E essa preocupação bizarra com o que acontecerá a longo prazo não é um fenômeno apenas americano. Tente falar nos estragos causados pelas políticas de austeridade europeias e provavelmente você ouvirá sermões sobre que o que realmente precisamos discutir é uma reforma estrutural de longo prazo. Tente discutir os esforços do Japão para sair de sua armadilha deflacionária de décadas e, com certeza, você encontrará alegações de que política monetária e fiscal são atividades secundárias, que a desregulamentação e outras mudanças estruturais é que são realmente importantes.

Eu estou dizendo que a situação a longo prazo não importa? É claro que não, apesar de algumas formas de preocupação com a situação a longo prazo não fazerem sentido nem em seus próprios termos. Pense na noção de que a "reforma dos direitos adquiridos" é uma prioridade urgente. É verdade que muitas projeções sugerem que nossos principais programas de seguro social enfrentarão dificuldades no futuro (apesar da desaceleração dramática dos aumentos nos custos de saúde tornar mesmo essa proposição incerta). Se for assim, em algum momento nós precisaremos reduzir os benefícios. Mas por que, exatamente, é crucial lidarmos com a ameaça de corte de futuros benefícios nos concentrando em planos de corte de futuros benefícios?

De qualquer modo, mesmo onde as questões de longo prazo são reais, é realmente estranho a frequência com que assumem o centro das atenções nos últimos anos. Afinal, nós estamos vivendo as consequências de uma crise financeira que acontece apenas uma vez a cada três gerações. Os Estados Unidos parecem finalmente estar se recuperando –mas o Bowles-Simpsonismo teve sua maior influência precisamente quando a economia americana ainda estava presa no atoleiro. A Europa ainda nem se recuperou e há grande evidência de que as políticas de austeridade são o principal motivo para esse desastre em andamento. Então por que a insistência em mudar o assunto para reforma estrutural? A resposta, eu sugiro, é preguiça intelectual e falta de coragem moral.

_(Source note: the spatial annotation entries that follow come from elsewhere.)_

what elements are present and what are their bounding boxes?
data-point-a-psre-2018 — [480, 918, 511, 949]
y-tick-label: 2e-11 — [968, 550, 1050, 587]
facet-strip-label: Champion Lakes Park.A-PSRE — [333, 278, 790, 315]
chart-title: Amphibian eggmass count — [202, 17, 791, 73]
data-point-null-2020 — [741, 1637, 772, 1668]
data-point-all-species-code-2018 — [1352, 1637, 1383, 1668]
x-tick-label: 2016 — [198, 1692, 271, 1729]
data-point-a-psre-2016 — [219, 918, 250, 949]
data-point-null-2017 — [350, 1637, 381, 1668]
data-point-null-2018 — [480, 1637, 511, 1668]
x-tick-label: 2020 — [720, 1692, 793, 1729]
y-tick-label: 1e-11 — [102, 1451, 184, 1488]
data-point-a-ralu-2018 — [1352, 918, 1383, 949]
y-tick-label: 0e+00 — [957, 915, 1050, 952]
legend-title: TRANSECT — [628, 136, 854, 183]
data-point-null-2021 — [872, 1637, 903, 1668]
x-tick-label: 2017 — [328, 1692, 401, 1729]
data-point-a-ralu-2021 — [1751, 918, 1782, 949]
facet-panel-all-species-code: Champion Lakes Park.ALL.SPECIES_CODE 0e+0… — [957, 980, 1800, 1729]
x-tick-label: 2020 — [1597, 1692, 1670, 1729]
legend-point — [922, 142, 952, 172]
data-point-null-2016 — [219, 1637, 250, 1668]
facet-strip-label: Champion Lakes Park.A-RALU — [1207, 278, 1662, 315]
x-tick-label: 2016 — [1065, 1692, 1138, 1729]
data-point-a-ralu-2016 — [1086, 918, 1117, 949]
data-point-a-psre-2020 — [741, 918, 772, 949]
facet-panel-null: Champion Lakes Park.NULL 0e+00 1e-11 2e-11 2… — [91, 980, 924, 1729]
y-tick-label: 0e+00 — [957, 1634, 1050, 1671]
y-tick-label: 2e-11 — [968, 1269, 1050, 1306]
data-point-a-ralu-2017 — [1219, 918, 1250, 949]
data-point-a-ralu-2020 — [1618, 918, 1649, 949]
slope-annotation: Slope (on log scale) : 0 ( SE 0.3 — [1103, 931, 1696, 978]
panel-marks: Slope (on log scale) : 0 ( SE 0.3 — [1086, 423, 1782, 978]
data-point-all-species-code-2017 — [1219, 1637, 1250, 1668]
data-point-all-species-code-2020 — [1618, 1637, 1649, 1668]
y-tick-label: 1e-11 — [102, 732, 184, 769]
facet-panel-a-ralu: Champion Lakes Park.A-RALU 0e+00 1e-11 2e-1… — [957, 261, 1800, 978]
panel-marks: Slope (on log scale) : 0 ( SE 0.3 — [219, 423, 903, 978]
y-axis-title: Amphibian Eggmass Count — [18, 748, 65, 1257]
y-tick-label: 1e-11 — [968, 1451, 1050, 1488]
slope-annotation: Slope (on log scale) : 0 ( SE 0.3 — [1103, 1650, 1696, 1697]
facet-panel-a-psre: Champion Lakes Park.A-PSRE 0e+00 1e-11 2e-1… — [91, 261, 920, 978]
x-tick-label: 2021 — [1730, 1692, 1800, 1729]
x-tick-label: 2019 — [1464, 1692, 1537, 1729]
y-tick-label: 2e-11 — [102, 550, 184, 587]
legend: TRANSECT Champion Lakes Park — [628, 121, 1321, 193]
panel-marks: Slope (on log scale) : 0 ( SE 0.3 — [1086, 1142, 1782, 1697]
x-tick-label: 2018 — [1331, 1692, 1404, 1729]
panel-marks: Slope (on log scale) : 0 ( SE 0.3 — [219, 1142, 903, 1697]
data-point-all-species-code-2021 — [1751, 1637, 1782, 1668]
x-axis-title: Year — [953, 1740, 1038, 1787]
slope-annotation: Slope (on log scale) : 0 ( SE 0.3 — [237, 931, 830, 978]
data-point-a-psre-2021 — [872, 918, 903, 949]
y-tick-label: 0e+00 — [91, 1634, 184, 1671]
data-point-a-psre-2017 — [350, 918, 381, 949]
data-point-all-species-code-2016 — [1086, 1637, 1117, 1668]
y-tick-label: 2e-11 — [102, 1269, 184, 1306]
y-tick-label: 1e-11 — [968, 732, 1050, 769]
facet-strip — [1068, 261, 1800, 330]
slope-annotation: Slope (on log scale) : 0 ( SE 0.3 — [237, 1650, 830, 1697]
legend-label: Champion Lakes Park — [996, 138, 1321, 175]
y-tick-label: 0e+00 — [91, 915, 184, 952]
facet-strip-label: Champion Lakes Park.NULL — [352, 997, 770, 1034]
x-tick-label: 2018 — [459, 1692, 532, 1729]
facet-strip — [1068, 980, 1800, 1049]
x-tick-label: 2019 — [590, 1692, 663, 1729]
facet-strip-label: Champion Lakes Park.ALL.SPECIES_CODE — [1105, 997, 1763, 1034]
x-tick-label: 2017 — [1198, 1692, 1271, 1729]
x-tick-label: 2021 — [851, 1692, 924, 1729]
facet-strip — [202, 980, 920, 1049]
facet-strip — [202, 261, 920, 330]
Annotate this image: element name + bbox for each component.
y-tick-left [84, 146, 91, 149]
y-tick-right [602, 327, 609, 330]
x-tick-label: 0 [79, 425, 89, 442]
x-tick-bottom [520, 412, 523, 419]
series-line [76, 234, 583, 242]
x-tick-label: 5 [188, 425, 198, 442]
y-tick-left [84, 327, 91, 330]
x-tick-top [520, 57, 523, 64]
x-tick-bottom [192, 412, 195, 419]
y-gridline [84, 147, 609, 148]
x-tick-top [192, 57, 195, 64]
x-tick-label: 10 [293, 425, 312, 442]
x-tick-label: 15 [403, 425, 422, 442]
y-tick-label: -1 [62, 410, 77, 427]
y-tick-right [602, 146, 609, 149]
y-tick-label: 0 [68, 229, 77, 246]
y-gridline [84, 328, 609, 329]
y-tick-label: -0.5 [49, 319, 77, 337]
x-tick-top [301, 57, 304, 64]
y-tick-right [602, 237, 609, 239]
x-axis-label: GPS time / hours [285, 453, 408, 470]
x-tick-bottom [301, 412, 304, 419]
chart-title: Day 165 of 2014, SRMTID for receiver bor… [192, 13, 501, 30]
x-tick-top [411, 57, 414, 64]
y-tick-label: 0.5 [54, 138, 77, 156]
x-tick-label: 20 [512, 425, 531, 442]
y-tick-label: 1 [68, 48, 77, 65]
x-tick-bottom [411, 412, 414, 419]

Sobre a preguiça: muitas pessoas sabem o que John Maynard Keynes disse sobre a situação a longo prazo, mas um número muito menor está ciente do contexto. Aqui está o que ele realmente disse: "Mas esse a longo prazo é um guia enganador para os assuntos atuais. A longo prazo, todos nós estaremos mortos. Os economistas atribuem a si mesmos tarefas com facilidade e de modo inútil, mesmo quando em períodos tempestuosos só conseguem nos dizer que, quando a tempestade tiver passado, o mar voltará a ficar calmo".

Com muita frequência, ou é o que me parece, as pessoas que insistem que questões de austeridade e estímulo não são importantes estão na verdade tentando evitar pensar seriamente sobre a natureza do desastre econômico que tomou grande parte do mundo.

E também tentam evitar assumir uma posição que as exponha a ataque. As discussões sobre políticas monetárias e fiscais de curto prazo são politicamente carregadas. Oponha-se à austeridade e apoie a expansão monetária e você será duramente criticando pela direita; faça o contrário, e você será criticado e ridicularizado pela esquerda. Eu entendo por que é tentador ignorar todo o debate e declarar que as questões realmente importantes envolvem o longo prazo. Mas apesar das pessoas que dizem isso gostarem de posar como corajosas e responsáveis, elas na verdade estão fugindo das coisas difíceis –o que significa dizer, sendo covardes e irresponsáveis.

O que nos traz de volta ao novo orçamento do presidente.

Não é preciso dizer que as propostas fiscais de Obama, como tudo o que ele faz, serão atacadas pelos republicanos. Também é certo que enfrentará críticas dos autoproclamados centristas, que o acusarão de abandono irresponsável da luta contra os deficits orçamentários a longo prazo.

Assim, é importante entender quem é realmente irresponsável aqui. No atual ambiente econômico e político, pensar a longo prazo é uma forma de evitar a responsabilidade, uma forma de não se expor. E é bom ver sinais de que Obama está disposto a romper com aqueles que só pensam a longo prazo e se concentrar no aqui e agora.